# How many natural numbers not exceeding 4321 can be formed with the digits

Question:

How many natural numbers not exceeding 4321 can be formed with the digits 1, 2, 3 and 4, if the digits can repeat?

Solution:

Case I: Four-digit number

Total number of ways in which the 4 digit number can be formed $=4 \times 4 \times 4 \times 4=256$

Now, the number of ways in which the 4-digit numbers greater than 4321 can be formed is as follows:

Suppose, the thousand's digit is 4 and hundred's digit is either 3 or 4.

$\therefore$ Number of ways $=2 \times 4 \times 4=32$

But $4311,4312,4313,4314,4321$ (i.e. 5 numbers) are less than or equal to $4321 .$

$\therefore$ Remaining number of ways $=256-(32-5)=229$

Case II: Three-digit number

The hundred's digit can be filled in 4 ways.

Similarly, the ten's digit and the unit's digit can also be filled in 4 ways each.

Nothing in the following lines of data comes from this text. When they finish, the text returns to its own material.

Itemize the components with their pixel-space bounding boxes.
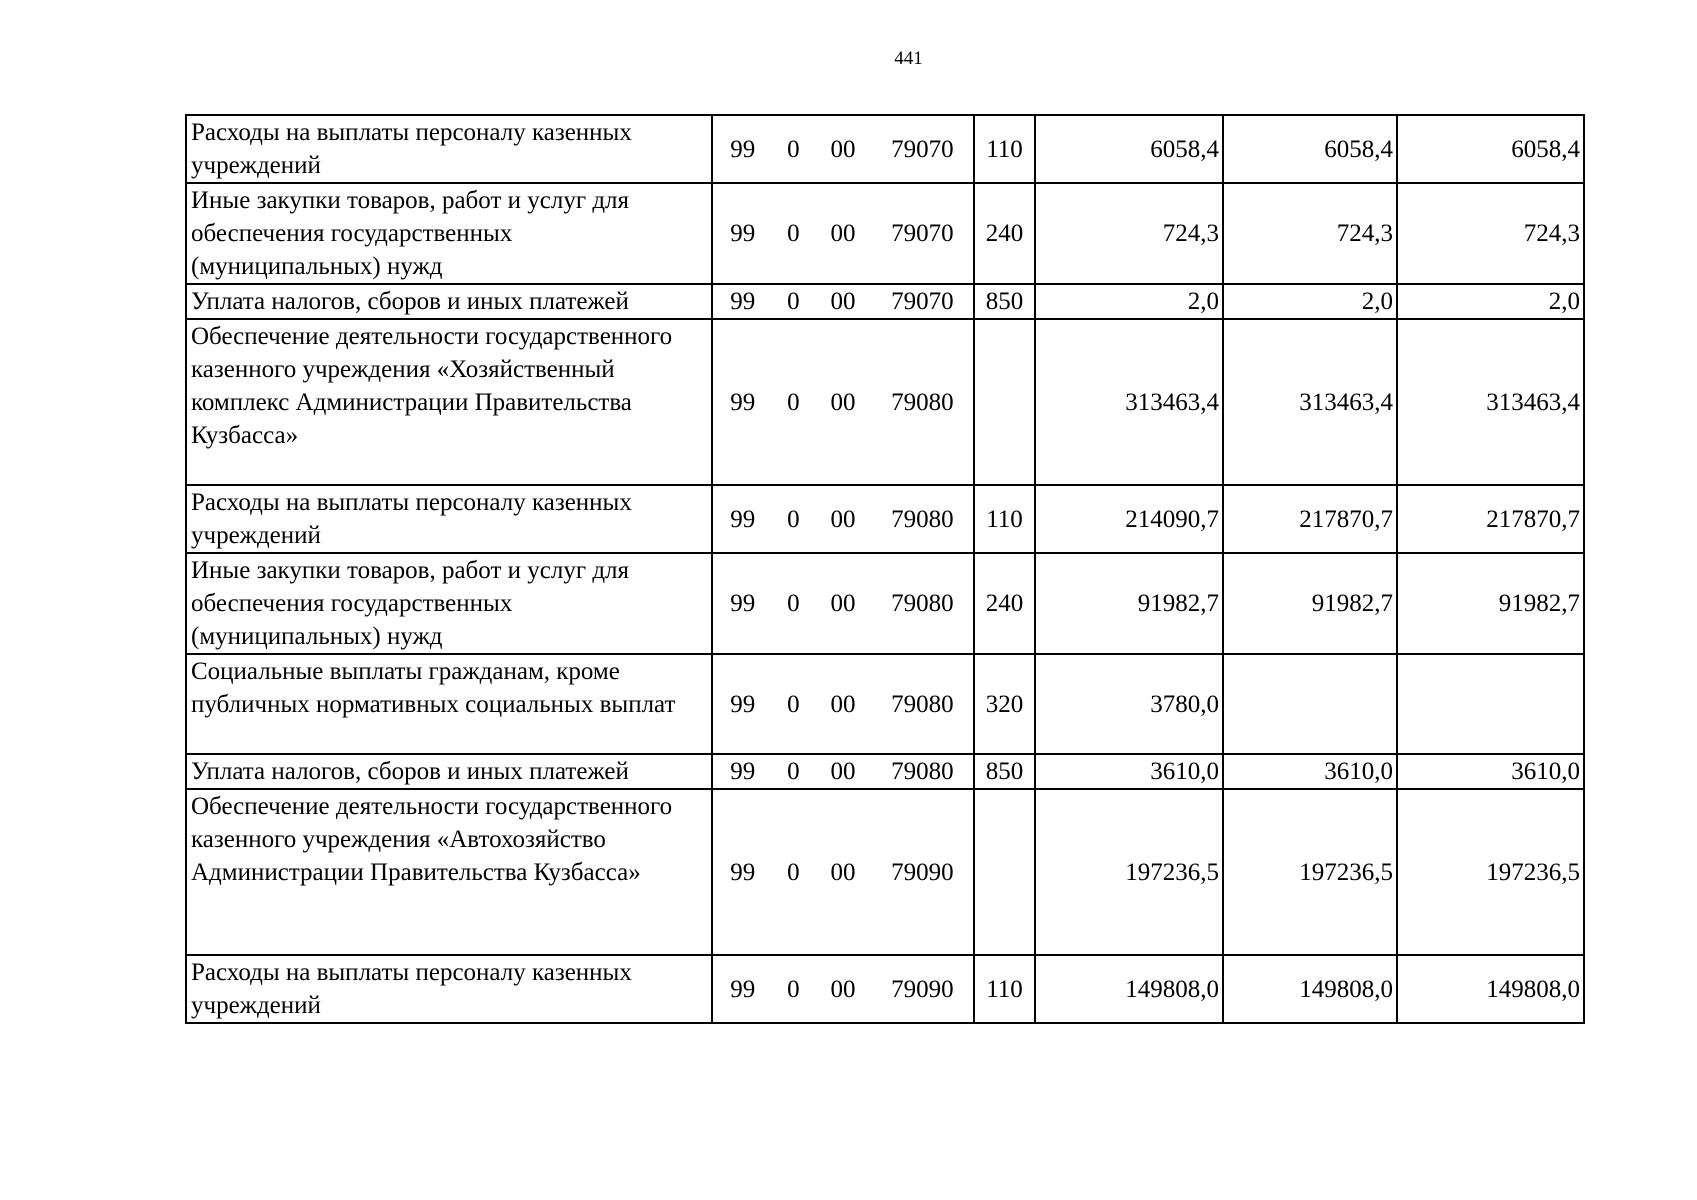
- row-description: Расходы на выплаты персоналу казенных учреждений: [186, 485, 712, 553]
- row-value-year-2: 197236,5: [1223, 789, 1397, 955]
- code-program: 99: [730, 590, 756, 617]
- code-subprogram: 0: [787, 505, 800, 533]
- row-target-code: [712, 284, 974, 319]
- row-target-code: [712, 115, 974, 183]
- row-description: Уплата налогов, сборов и иных платежей: [186, 284, 712, 319]
- row-value-year-3: 149808,0: [1397, 955, 1584, 1023]
- row-value-year-3: 724,3: [1397, 183, 1584, 284]
- budget-table: [185, 114, 1585, 1024]
- code-main-activity: 00: [830, 858, 856, 886]
- code-program: 99: [730, 220, 756, 247]
- row-expense-type: 240: [974, 183, 1035, 284]
- table-row: [186, 183, 1584, 284]
- row-value-year-1: 724,3: [1035, 183, 1223, 284]
- row-expense-type: 110: [974, 115, 1035, 183]
- row-value-year-3: 217870,7: [1397, 485, 1584, 553]
- code-main-activity: 00: [830, 690, 856, 718]
- code-direction: 79080: [891, 590, 954, 617]
- table-row: [186, 955, 1584, 1023]
- code-direction: 79070: [891, 135, 954, 163]
- row-expense-type: 850: [974, 754, 1035, 789]
- row-description: Уплата налогов, сборов и иных платежей: [186, 754, 712, 789]
- code-program: 99: [730, 288, 756, 315]
- code-program: 99: [730, 505, 756, 533]
- code-direction: 79080: [891, 505, 954, 533]
- row-description: Обеспечение деятельности государственного казенного учреждения «Автохозяйство Администрации Правительства Кузбасса»: [186, 789, 712, 955]
- row-value-year-2: 6058,4: [1223, 115, 1397, 183]
- row-target-code: [712, 485, 974, 553]
- row-value-year-1: 6058,4: [1035, 115, 1223, 183]
- row-value-year-1: 313463,4: [1035, 319, 1223, 485]
- code-main-activity: 00: [830, 288, 856, 315]
- row-description: Обеспечение деятельности государственного казенного учреждения «Хозяйственный комплекс Администрации Правительства Кузбасса»: [186, 319, 712, 485]
- row-target-code: [712, 955, 974, 1023]
- row-value-year-2: 3610,0: [1223, 754, 1397, 789]
- table-row: [186, 284, 1584, 319]
- code-main-activity: 00: [830, 758, 856, 785]
- row-description: Иные закупки товаров, работ и услуг для обеспечения государственных (муниципальных) нужд: [186, 553, 712, 654]
- row-value-year-1: 2,0: [1035, 284, 1223, 319]
- row-value-year-1: 91982,7: [1035, 553, 1223, 654]
- code-direction: 79070: [891, 220, 954, 247]
- table-row: [186, 319, 1584, 485]
- code-program: 99: [730, 858, 756, 886]
- row-description: Расходы на выплаты персоналу казенных учреждений: [186, 955, 712, 1023]
- code-subprogram: 0: [787, 220, 800, 247]
- code-main-activity: 00: [830, 505, 856, 533]
- code-program: 99: [730, 758, 756, 785]
- row-target-code: [712, 789, 974, 955]
- row-value-year-3: 313463,4: [1397, 319, 1584, 485]
- table-row: [186, 654, 1584, 754]
- row-value-year-3: 6058,4: [1397, 115, 1584, 183]
- row-value-year-2: [1223, 654, 1397, 754]
- code-subprogram: 0: [787, 135, 800, 163]
- row-expense-type: 850: [974, 284, 1035, 319]
- table-row: [186, 553, 1584, 654]
- row-value-year-2: 2,0: [1223, 284, 1397, 319]
- row-description: Социальные выплаты гражданам, кроме публичных нормативных социальных выплат: [186, 654, 712, 754]
- code-subprogram: 0: [787, 758, 800, 785]
- row-target-code: [712, 319, 974, 485]
- row-expense-type: [974, 789, 1035, 955]
- row-value-year-3: 197236,5: [1397, 789, 1584, 955]
- row-value-year-2: 217870,7: [1223, 485, 1397, 553]
- row-value-year-3: [1397, 654, 1584, 754]
- table-row: [186, 754, 1584, 789]
- row-target-code: [712, 654, 974, 754]
- table-row: [186, 789, 1584, 955]
- code-direction: 79080: [891, 388, 954, 416]
- row-value-year-2: 149808,0: [1223, 955, 1397, 1023]
- row-description: Иные закупки товаров, работ и услуг для обеспечения государственных (муниципальных) нужд: [186, 183, 712, 284]
- row-description: Расходы на выплаты персоналу казенных учреждений: [186, 115, 712, 183]
- row-value-year-3: 91982,7: [1397, 553, 1584, 654]
- row-expense-type: 110: [974, 955, 1035, 1023]
- row-value-year-3: 2,0: [1397, 284, 1584, 319]
- code-direction: 79070: [891, 288, 954, 315]
- row-target-code: [712, 754, 974, 789]
- code-subprogram: 0: [787, 288, 800, 315]
- row-value-year-1: 3780,0: [1035, 654, 1223, 754]
- code-subprogram: 0: [787, 590, 800, 617]
- table-row: [186, 485, 1584, 553]
- row-expense-type: 240: [974, 553, 1035, 654]
- row-value-year-1: 149808,0: [1035, 955, 1223, 1023]
- row-target-code: [712, 553, 974, 654]
- code-direction: 79090: [891, 858, 954, 886]
- row-value-year-1: 3610,0: [1035, 754, 1223, 789]
- code-main-activity: 00: [830, 975, 856, 1003]
- code-main-activity: 00: [830, 135, 856, 163]
- row-value-year-1: 214090,7: [1035, 485, 1223, 553]
- row-value-year-1: 197236,5: [1035, 789, 1223, 955]
- code-main-activity: 00: [830, 388, 856, 416]
- code-subprogram: 0: [787, 858, 800, 886]
- code-program: 99: [730, 690, 756, 718]
- code-direction: 79080: [891, 690, 954, 718]
- code-subprogram: 0: [787, 388, 800, 416]
- row-value-year-2: 91982,7: [1223, 553, 1397, 654]
- code-subprogram: 0: [787, 690, 800, 718]
- page-number: 441: [894, 48, 923, 69]
- code-program: 99: [730, 975, 756, 1003]
- code-direction: 79080: [891, 758, 954, 785]
- row-value-year-2: 313463,4: [1223, 319, 1397, 485]
- code-subprogram: 0: [787, 975, 800, 1003]
- row-value-year-3: 3610,0: [1397, 754, 1584, 789]
- code-direction: 79090: [891, 975, 954, 1003]
- row-expense-type: 320: [974, 654, 1035, 754]
- code-main-activity: 00: [830, 220, 856, 247]
- table-row: [186, 115, 1584, 183]
- row-expense-type: [974, 319, 1035, 485]
- row-value-year-2: 724,3: [1223, 183, 1397, 284]
- code-program: 99: [730, 135, 756, 163]
- code-program: 99: [730, 388, 756, 416]
- row-expense-type: 110: [974, 485, 1035, 553]
- row-target-code: [712, 183, 974, 284]
- code-main-activity: 00: [830, 590, 856, 617]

This is because the repetition of digits is allowed.

$\therefore$ Total number of three-digit number $=4 \times 4 \times 4=64$

Case III: Two-digit number

The ten's digit and the unit's digit can be filled in 4 ways each. This is because the repetition of  digits is allowed.

$\therefore$ Total number of two digit numbers $=4 \times 4=16$

Case IV: One-digit number

Single digit number can only be four.

∴ Required numbers = 229 + 64 + 16 +4 = 313